As a gardener, my garage and patio can quickly become overrun with planters and pots of all shapes and sizes. And while this makes finding space for all of my plants a bit easier, those pots take a beating as the years go by. Three kids, two dogs, sun, rain, and snow can take their toll, no matter what material your planters are made of.
The easy, but expensive, fix for sprucing up pots is tossing them out and buying new ones. I’ve done this in the past with pots that I thought were simply beyond repair. But what about a pot that’s still in good shape, but it’s just… ugly? No one wants to use a large planter on their front porch that simply looks tired! There’s enough tired going on around this house without adding planters and pots to the mix. What’s a gardener to do to stay on budget and give those planters back some style?
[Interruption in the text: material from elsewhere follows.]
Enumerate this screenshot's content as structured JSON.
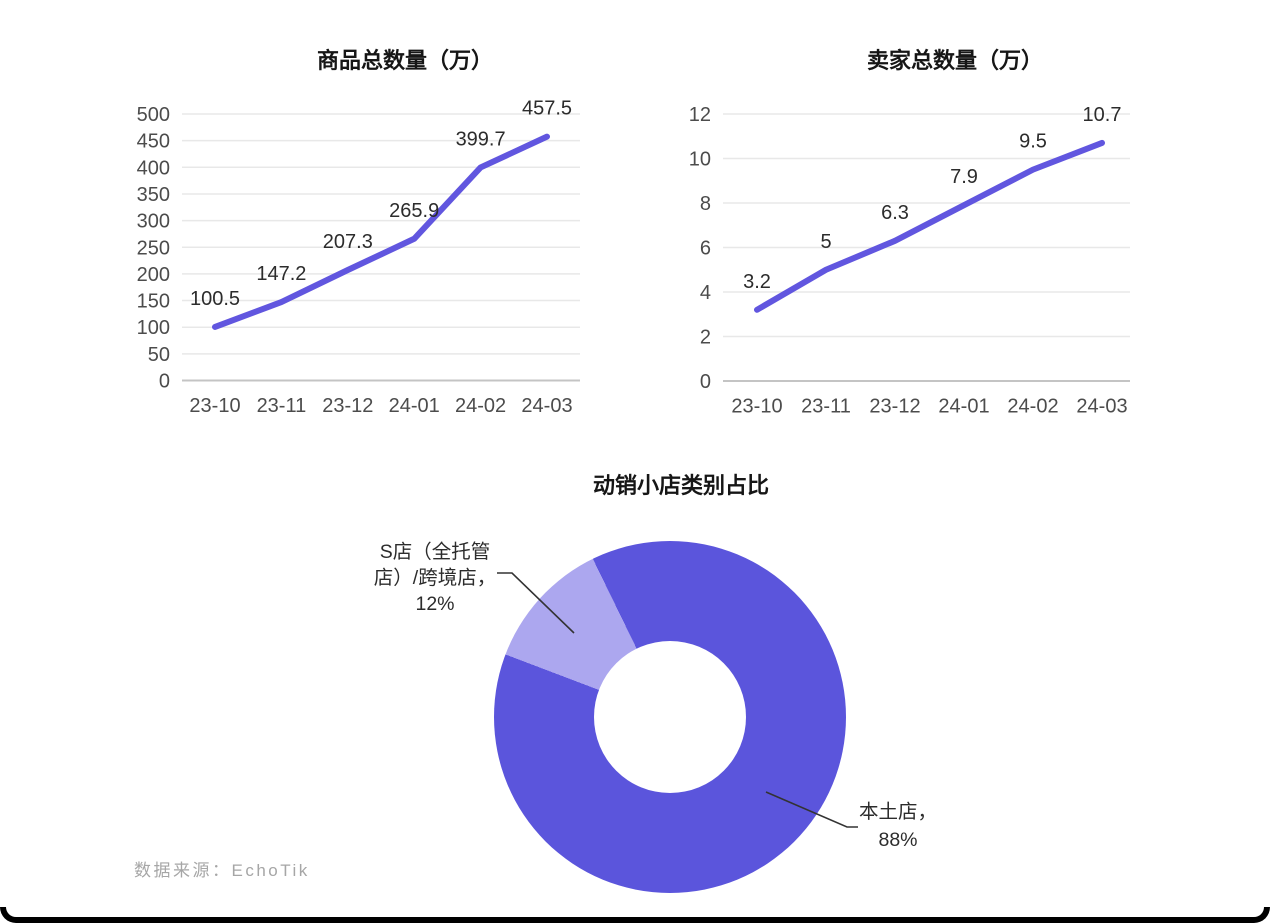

Spray paint! And I can assure you, I was not paid by Valspar to write this post. I found this gem while browsing around the paint section a few months ago. I used a rather worn out planter for my Tomato Cage Christmas tree in December, and I was looking for something to bring it back to life. Large planters, whether plastic, ceramic, or terra cotta, can be very expensive. I didn’t want to buy a new one, so I needed a quick (and cheap) fix.
And before I go on, can I put in a plug for plastic planters? While I love the high-end look of concrete and ceramic planters, they are KILLER on your back. Who in the world can move those, especially once they’re full? For years, I’ve been using plastic planters that have the curves and lines of their more expensive cousins, and I haven’t been sorry. I can plant and refill my planters in the backyard and easily carry them back to the front porch. I hold my garden trowel high in the air to you plastic planters! (Moving on…)
- Find a worn out planter (in my case, the planter was plastic). Wash/wipe the outside to be sure no dirt or debris is clinging to the pot. Place cardboard or newspaper down wherever you’re planning to paint to protect your driveway, yard, etc.
- Follow the Valspar instructions for shaking up the paint to get it ready. Then begin spraying your pot in even movements. Be sure not to get too close with the can, or this will cause streaks of paint to run down the side of your planter.
- Evenly coat the outside, top rim, and inside rim of your pot. While the main portion of the planter’s interior may not be seen, the inner rim at the top may. Once all surfaces are evenly covered, let dry overnight. If you painted on top of newspaper, move your planter off of the paper while it’s still wet, otherwise the newspaper may stick to the planter as it dries.
- Once your first coat has dried, you can reapply, but I found that one coat did such a great job, I didn’t need a second! And since I only needed one coat, one can ($6) could be used for two planters. Win!
- Fill your pot to your heart’s content with whatever seasonal flowers, shrubs, or plants you like. Enjoy!